Washington, here I come!

Wednesday, June 28, 2006

A Child of the Modern Age

As a student of history, I confess to a fascination with past events, cultures and individuals. So my second favourite fantasy invention (after a Star Trek transporter) would be a time machine. There are so many places and past times that I would love to visit. I emphasize the ‘visit’ aspect. Sort of like a camping trip into the remote mountains where you’re going for the scenery and the ‘experience’ knowing the living conditions and food will be primitive and the only ‘luxuries’ (like soap and advil) are those you bring with you. In other words, the past may be fun to visit, but I’m so grateful to live in an era of indoor plumbing, electricity, refrigeration and computers…

I came to this conclusion while building a set of shelves for my study today. Despite being pre-fabricated so that a chimpanzee should be able to do it blindfolded, it took me five hours of sweating, swearing and labouring and one gash on each arm before the darn thing was assembled (and even now, the top shelf is backwards). Knowing that in almost any previous century my hovel would have been entirely furnished by what I could make with my own hands, I'm so very happy to be part of this great modern age of consumer extravagance.

The point is even more poignant because my reason for building this shelving unit was so that I could finally set up the air conditioning unit I bought over 2 years ago. So now I can sit in my perfectly air-conditioned room, blogging away, with instant access to the world’s largest information base over the internet, totally oblivious to the scorching heat outside!

Gods, but it’s good to be alive in the 21st Century!!

Monday, June 19, 2006

Are you ashamed to visit swimming pools because of your embarrassingly small penis?

Having recently switched ISPs, I am now becoming aware of just how much spam my former provider was blocking from arriving in my e-mailbox. From products promoting breast and penis enlargement to more esoteric products that will 'make your wife love your sperm more than you!' (Yuck!!) I am now being bombarded by at least 80 e-mails a day (I know that's a small amount but it is a fairly new address!) asking impertinent questions, offering to show me sexual acts that shouldn't even be possible, and generally irritating the heck out of me by competing with the few e-mails I want to read and respond to...

Now, I don't want to author the gazillionth post about the evils of spam. I recognize the consequences of an open information highway is there will be lots of traffic on there that I'd rather not see and if it's the price of having such an open, unregulated system, it's worth paying it.

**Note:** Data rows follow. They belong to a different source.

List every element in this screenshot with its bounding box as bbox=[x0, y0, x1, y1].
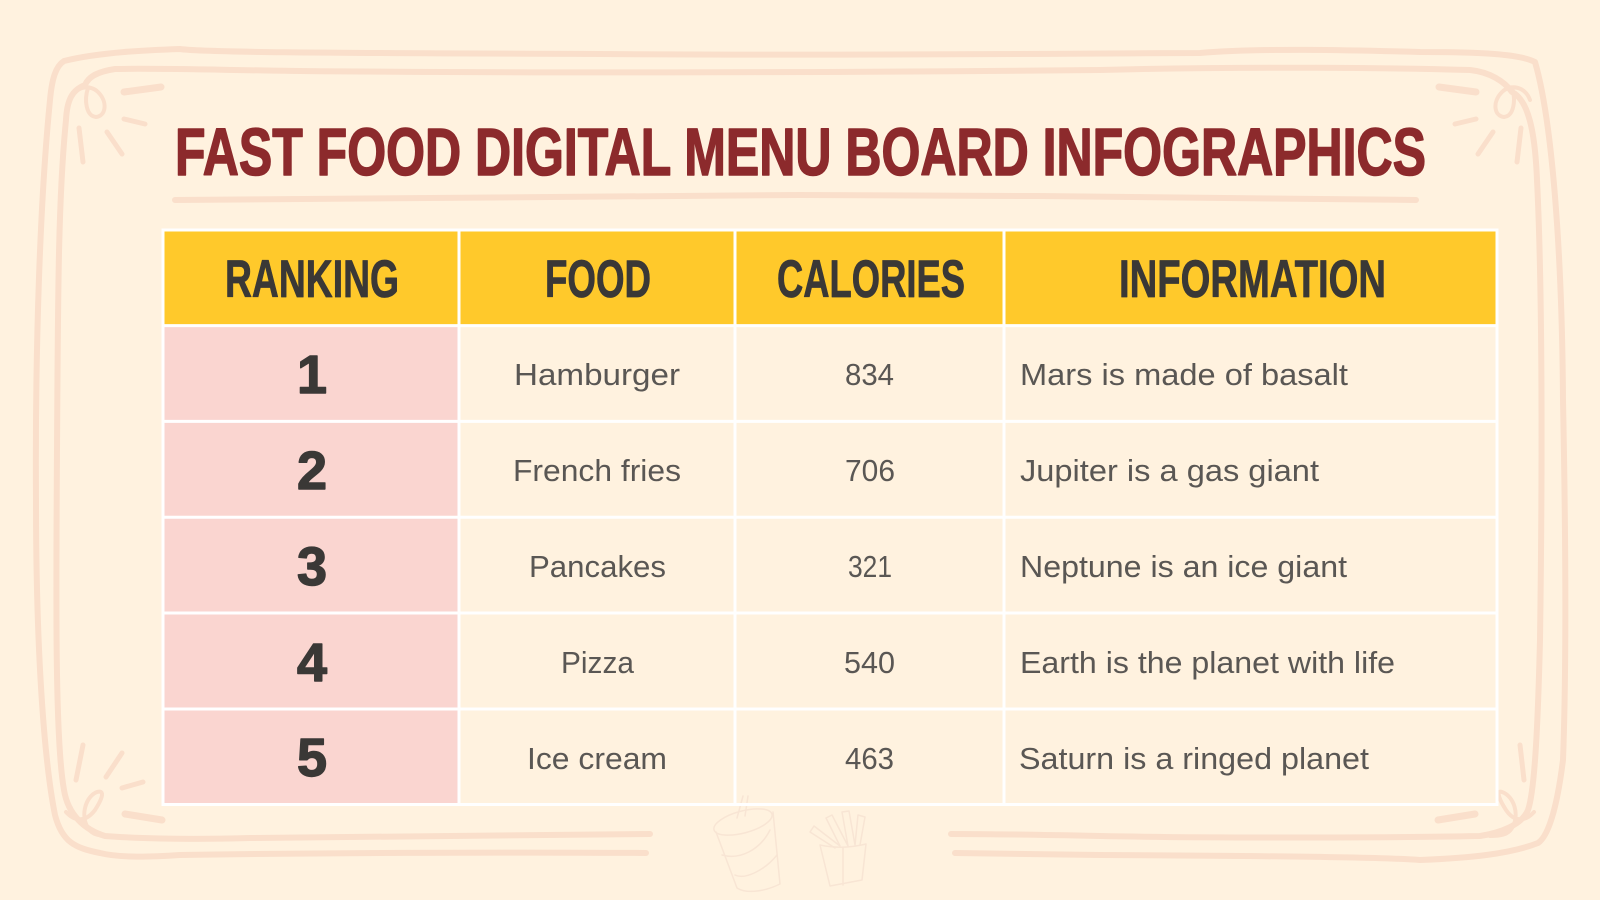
title underline bbox=[175, 195, 1416, 200]
header: food: FOOD bbox=[545, 250, 651, 309]
row 2: Jupiter is a gas giant bbox=[1020, 453, 1319, 488]
row 4: 4 bbox=[297, 633, 327, 693]
icon: fries bbox=[810, 811, 866, 886]
row 1: 1 bbox=[297, 345, 327, 405]
corner loop: bottom right bbox=[1490, 792, 1534, 836]
row 3: 3 bbox=[297, 537, 327, 597]
table grid lines bbox=[163, 230, 1497, 804]
row 2: 2 bbox=[297, 441, 327, 501]
row 2: French fries bbox=[513, 453, 681, 488]
corner loop: bottom left bbox=[66, 792, 110, 836]
row 5: 5 bbox=[297, 728, 327, 788]
icon: drink cup bbox=[711, 796, 780, 891]
row 4 bbox=[297, 633, 1395, 693]
row 3: Pancakes bbox=[529, 549, 666, 584]
corner loop: top left bbox=[70, 87, 105, 117]
header cells bbox=[163, 230, 1497, 326]
ticks: bottom left bbox=[125, 814, 162, 820]
header: ranking: RANKING bbox=[225, 250, 399, 309]
row 2 bbox=[297, 441, 1319, 501]
header: calories: CALORIES bbox=[777, 250, 965, 309]
row 5: Ice cream bbox=[527, 741, 667, 776]
row 1: Hamburger bbox=[514, 357, 680, 392]
row 4: Pizza bbox=[561, 645, 635, 680]
ranking column cells bbox=[163, 326, 459, 804]
row 3: Neptune is an ice giant bbox=[1020, 549, 1347, 584]
ticks: bottom right bbox=[1438, 814, 1475, 820]
row 1: 834 bbox=[845, 357, 894, 392]
row 3 bbox=[297, 537, 1347, 597]
row 4: 540 bbox=[844, 645, 895, 680]
header: information: INFORMATION bbox=[1119, 250, 1386, 309]
frame: inner top and sides bbox=[56, 68, 1542, 839]
row 5: 463 bbox=[845, 741, 894, 776]
row 5 bbox=[297, 728, 1369, 788]
corner loop: top right bbox=[1495, 87, 1530, 117]
ticks: top left bbox=[124, 87, 161, 92]
ticks: top right bbox=[1439, 87, 1476, 92]
table bbox=[163, 230, 1497, 804]
row 2: 706 bbox=[845, 453, 895, 488]
row 1 bbox=[297, 345, 1348, 405]
row 1: Mars is made of basalt bbox=[1020, 357, 1348, 392]
row 3: 321 bbox=[848, 549, 892, 584]
row 4: Earth is the planet with life bbox=[1020, 645, 1395, 680]
row 5: Saturn is a ringed planet bbox=[1019, 741, 1369, 776]
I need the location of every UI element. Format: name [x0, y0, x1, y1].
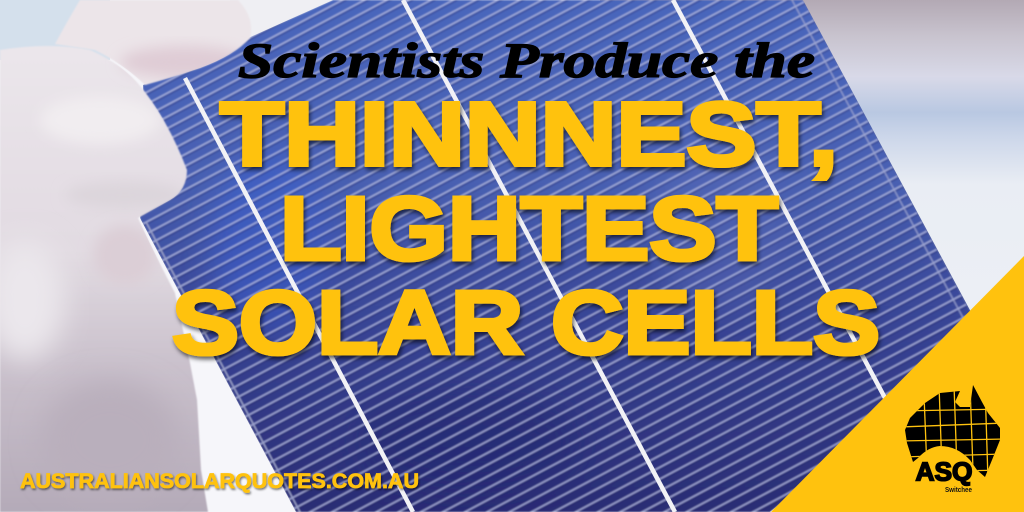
right edge margin line — [791, 0, 964, 318]
busbar 1 — [185, 78, 413, 512]
busbar 3 — [673, 0, 885, 398]
right edge band — [803, 1, 970, 311]
glove: lower hand and thumb — [0, 46, 208, 512]
logo sub-brand: Switchee — [945, 487, 972, 494]
logo wordmark: ASQ — [916, 456, 972, 486]
busbar 2 — [403, 0, 675, 512]
website url: AUSTRALIANSOLARQUOTES.COM.AU — [20, 470, 419, 493]
headline — [172, 85, 880, 374]
headline line 1: THINNNEST, — [220, 85, 838, 185]
glove shading — [0, 43, 239, 433]
ASQ logo — [905, 385, 1000, 492]
icon: Australia map solar grid — [905, 385, 1000, 477]
gloved hand — [0, 0, 251, 512]
headline line 2: LIGHTEST — [280, 180, 778, 280]
yellow corner triangle — [771, 256, 1024, 512]
subtitle: Scientists Produce the — [238, 32, 815, 88]
glove: index fingertip — [55, 0, 251, 85]
left edge band — [140, 218, 268, 458]
headline line 3: SOLAR CELLS — [172, 274, 880, 374]
left edge margin line — [146, 222, 300, 512]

But as a sometime communications professional, I keep asking myself 'does such spam work'? Yes, I realize that the audience is large, the cost so small as to be for all intents and purposes non-existent. But does anyone actually respond to an e-mail that asks: 'does your wife prefer your dog's penis to yours?' I could almost hope that the link contained in that e-mail would take the respondent to their local humane society's site or a list of qualified psychological practitioners in the respondent's area... but I am depressingly certain that it will take them to a site offering cheap generic viagra!

Now I can accept that there's a legitimate market out there for viagra, implants and maybe even 'Spermamax'. But doesn't advertising such products with such inane, insulting and often misleading questions defeat the purpose? Is there really someone out there who will be induced to try viagra as a means of giving poor Fido a break??!

As happens too often, I'm left with more questions than answers... but after a (too) long hiatus, QCF is back with a vengeance! BTW, my answer to the first question is that I tend to avoid swimming pools because of my large stomach along with my tendency to sink like a stone in water. Unfortunately, there’s no legitimate ‘wonder’ drug that will help with those problems.